By knowing the context, an engaging and exciting read is transformed into something much more layered. Not only has Haddon woven the ancient with the modern in ingenious and beautiful fashion, he has righted some of the wrongs of Apollonius’ story, and Wilkins and Shakespeare’s play.
In Pericles, King Antiochus and his daughter are embroiled in an “incestuous” relationship, as though they are both equally culpable. In The Porpoise, Philippe is exposed for the monster he is. He repeatedly rapes Angelica and tries to justify his heinous crimes to himself: “Who else could protect her in the way he can protect her? He will refrain from full intercourse until she is fourteen.
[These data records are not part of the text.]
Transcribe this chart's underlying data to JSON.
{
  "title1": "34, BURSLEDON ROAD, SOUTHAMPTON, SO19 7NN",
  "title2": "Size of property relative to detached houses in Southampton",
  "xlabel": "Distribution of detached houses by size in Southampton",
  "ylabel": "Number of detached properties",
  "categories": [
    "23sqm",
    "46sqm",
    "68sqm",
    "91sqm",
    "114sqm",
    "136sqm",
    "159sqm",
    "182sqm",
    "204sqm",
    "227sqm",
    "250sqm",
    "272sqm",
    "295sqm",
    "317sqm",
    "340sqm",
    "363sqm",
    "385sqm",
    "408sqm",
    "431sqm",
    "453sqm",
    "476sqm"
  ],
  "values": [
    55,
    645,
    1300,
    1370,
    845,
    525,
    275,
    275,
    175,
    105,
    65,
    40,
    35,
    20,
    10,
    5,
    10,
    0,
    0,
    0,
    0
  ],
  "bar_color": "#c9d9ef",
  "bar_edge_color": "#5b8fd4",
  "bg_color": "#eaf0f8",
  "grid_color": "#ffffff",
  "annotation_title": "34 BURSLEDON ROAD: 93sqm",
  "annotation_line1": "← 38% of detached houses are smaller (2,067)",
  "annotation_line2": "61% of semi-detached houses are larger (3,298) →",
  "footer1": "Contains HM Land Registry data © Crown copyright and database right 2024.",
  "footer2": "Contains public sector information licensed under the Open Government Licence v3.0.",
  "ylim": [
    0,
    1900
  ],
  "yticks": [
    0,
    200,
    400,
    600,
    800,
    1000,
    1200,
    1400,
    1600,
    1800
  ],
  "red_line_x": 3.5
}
He thinks of this as a kindness.”
Also in Pericles, Antiochus’ victim, his unnamed daughter, is used merely as a plot device, a jumping-off point from which Pericles can have adventures. In Haddon’s novel, the character of Angelica is joined, perhaps literally across the millennia, by Chloe and Marina, wife and daughter of Pericles, in having a voice and agency of their own. As such, The Porpoise is in a similar tradition to the works of Madeline Miller (The Song of Achilles and Circe, both excellent) and Pat Barker’s The Silence of the Girls, recent novels that have foregrounded the plight of women in Greek myths.
The allusions in The Porpoise are punching you in the face pretty much from the get-go; for one thing the Hampshire home in which Philippe and Angelica live is called Antioch. And the dust jacket makes it very clear you’re in for a reimagining of Pericles (amusingly described by Haddon as one of Shakespeare’s “slightly rubbish plays”). I just didn’t think knowing the story would be a necessity, in fact I thought it might lead to unhelpful comparisons. In this case, that was wrong, and I think I might need to read it again.